2. Embracing hierachy: when you join an investment bank as an analyst and do grunt level, mindless work correcting power point slides for pitches on deals that will never happen, there are two approaches you can take: resent the job and the work you are made to do, be annoyed that just because you are the analyst who gets the tasks nobody else wants to carry out (coffee, anyone?), complain about a hierarchical environment in which senior executives make sure juniors have a bad experience because that is what they went through in the past. As you can imagine, you might not stay in the job or become successful with this approach. The other approach is to focus on the long term and have confidence that this hierarchical ladder is a great and clear path for you to get to the top. All you need to do is fulfil the steps that have been laid out for you and be patient, and you will end up on top.
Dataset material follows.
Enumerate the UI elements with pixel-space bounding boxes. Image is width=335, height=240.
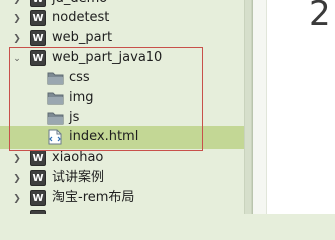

It turns out those who expect to get to the top eventually embrace and trust hierarchies – this has a very positive impact on their motivation and performance
3. Gaining trust and respect of senior management: one skill that set elite students apart was dealing with teachers, and the same would apply to junior employees dealing with bosses. Those who succeed have the critical skill of building intimacy while maintaining hierarchical boundaries and showing respect. It is a very fine line and one many who have little experience dealing with people of power and authority struggle with – the author found that particularly minority students and those from poorer social backgrounds faced issues building relationships with teachers, which impacted their grades and recommendations for scholarships and elite colleges. If you lack this skill, you might either respect people of power so much that you do not dare to speak to them and thus fail to gain their acknowledgement. Or you might be painfully aware that you have to promote yourself and network with your bosses, but you might be awkward about it and thus come across as pushy or aggressive. It is a fine line to walk indeed, and as so few master it, I believe building intimacy while respecting boundaries is the key to success at work. One way I have found for achieving this is by seeking advice from seniors. This way, you communicate with them, appear eager and curious while also showing respect for their experience and knowledge, and you learn how senior management thinks in the process. I am sure there are other ways of going about it, but this is one I came up with and tried after reading the book, and I have found it to be very effective.
Think about how you could apply these approaches in your job. I have found it made a big difference to my job satisfaction and performance, and I challenge you to start experimenting like a sociologist at work and share what you find!